Imagine me at 15… I am in the depths of my love for all things gothy (nothing has really changed); I am an endless source of black lace, dark makeup, and teenage melodrama. I am delighted to be attending a small fairy convention outside my hometown, surrounded by beautiful rolling hills leading into the mountains that are a feature of Central Pennsylvania. Late summer breezes ripple the grass creating a perfect place for hobbits and pastel-colored fairies to flit. But of course, I must play to my own darker aesthetic, introducing myself as the “Stinging Nettle Fairy, because all flowers deserve a fairy.” (Thank you, Terry Pratchett!)
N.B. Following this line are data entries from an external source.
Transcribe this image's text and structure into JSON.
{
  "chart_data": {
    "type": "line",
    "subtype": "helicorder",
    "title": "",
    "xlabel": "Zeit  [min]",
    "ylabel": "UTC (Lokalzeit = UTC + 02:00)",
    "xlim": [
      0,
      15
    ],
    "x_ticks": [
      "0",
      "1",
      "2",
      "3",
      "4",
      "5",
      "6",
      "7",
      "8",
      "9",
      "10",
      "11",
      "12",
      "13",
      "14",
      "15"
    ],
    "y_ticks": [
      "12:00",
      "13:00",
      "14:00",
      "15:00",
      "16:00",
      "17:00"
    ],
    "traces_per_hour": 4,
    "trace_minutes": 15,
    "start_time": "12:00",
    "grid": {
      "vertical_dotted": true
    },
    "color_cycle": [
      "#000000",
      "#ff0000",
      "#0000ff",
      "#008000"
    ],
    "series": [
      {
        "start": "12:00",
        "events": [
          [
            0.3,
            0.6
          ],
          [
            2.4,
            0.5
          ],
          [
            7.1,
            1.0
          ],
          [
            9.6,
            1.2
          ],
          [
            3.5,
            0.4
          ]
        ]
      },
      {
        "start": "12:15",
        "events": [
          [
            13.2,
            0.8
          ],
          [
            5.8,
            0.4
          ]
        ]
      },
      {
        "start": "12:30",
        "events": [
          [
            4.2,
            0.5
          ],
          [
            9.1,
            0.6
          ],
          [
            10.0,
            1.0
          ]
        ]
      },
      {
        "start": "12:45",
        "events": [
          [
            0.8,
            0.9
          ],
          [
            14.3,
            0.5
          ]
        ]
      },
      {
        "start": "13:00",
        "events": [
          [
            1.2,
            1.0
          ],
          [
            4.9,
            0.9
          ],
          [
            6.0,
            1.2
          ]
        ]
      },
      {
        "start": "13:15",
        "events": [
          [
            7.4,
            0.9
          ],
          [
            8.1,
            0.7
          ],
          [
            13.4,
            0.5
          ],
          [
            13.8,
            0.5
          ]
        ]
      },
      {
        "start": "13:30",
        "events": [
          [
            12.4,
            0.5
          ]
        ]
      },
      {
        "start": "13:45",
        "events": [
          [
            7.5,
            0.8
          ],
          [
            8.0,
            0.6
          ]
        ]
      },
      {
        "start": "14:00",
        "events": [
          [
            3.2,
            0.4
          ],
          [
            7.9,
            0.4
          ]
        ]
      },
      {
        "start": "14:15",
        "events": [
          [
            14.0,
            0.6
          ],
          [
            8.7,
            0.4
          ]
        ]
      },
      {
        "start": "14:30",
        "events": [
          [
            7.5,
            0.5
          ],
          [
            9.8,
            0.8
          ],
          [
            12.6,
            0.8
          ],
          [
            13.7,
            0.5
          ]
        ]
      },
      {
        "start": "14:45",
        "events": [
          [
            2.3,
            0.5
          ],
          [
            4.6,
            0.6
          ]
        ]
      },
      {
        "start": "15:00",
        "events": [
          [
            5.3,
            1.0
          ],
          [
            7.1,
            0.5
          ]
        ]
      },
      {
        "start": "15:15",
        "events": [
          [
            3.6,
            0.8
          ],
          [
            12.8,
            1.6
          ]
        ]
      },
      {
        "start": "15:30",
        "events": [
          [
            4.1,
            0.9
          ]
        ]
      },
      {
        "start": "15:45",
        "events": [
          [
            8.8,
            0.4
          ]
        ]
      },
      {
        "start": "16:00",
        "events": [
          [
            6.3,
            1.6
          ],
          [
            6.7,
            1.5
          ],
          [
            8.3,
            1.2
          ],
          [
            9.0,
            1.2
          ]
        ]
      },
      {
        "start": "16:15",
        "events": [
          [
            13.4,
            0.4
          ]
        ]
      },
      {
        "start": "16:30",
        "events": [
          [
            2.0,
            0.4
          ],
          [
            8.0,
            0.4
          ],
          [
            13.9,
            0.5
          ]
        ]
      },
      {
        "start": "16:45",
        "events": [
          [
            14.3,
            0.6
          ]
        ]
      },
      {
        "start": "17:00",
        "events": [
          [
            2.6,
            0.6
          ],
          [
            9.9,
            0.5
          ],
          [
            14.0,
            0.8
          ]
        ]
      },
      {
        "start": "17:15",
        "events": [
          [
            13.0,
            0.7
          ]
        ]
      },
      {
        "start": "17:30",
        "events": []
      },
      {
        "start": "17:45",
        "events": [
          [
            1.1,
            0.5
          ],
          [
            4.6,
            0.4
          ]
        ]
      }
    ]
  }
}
The only other thing besides myself that is out of place in this golden lit valley is the astounding number of friendly flies. This summer happened to have an invasion of tent caterpillars and so to cut down on the numbers the Park Service released the caterpillars’ natural enemy, “friendly flies”… a fuck-ton of them. “Friendly flies” so called because although they don’t bite, they love to land on people. So people are constantly brushing away these huge, fat, black flies.
However… I lied. There is one more thing more out of place than me: a well-intentioned Fundamentalist preacher who attended the event to do puppet shows. These are puppet shows that have a moral lesson telling us how we were all going to hell for dressing up and having fun. He and I each had a innate understanding that we were at totally different ends of the philosophical spectrum, so we had warily eyed each other throughout the event. I decide to attend the last of his shows that afternoon.
I sit on a oversized toadstool watching his show with a solid unblinking gaze that Wednesday Addams would approve of. I refuse to do so much as twitch as the flies begin to land and settle on my black trench-coat and black lace dress. I am angry with him. I had been enjoying coming to an event that celebrated the strange and unusual, and here is this judgmental, moralizing man telling us we are wrong for celabrating. I turn on him the full force of my glare. He seems nervous as he looks over to see me sitting rigid-straight and still as a statue, as the flies continue to land on me. As he comes to the end of his show, nervously stumbling over his dialog, he glances at me again. With perfect theatrical timing, I rise. With the deep-red sun setting behind me, I become a horror movie come to life as thousands of large black flies take wing and rise in a cloud around me.
I am reasonably sure I made him wet himself.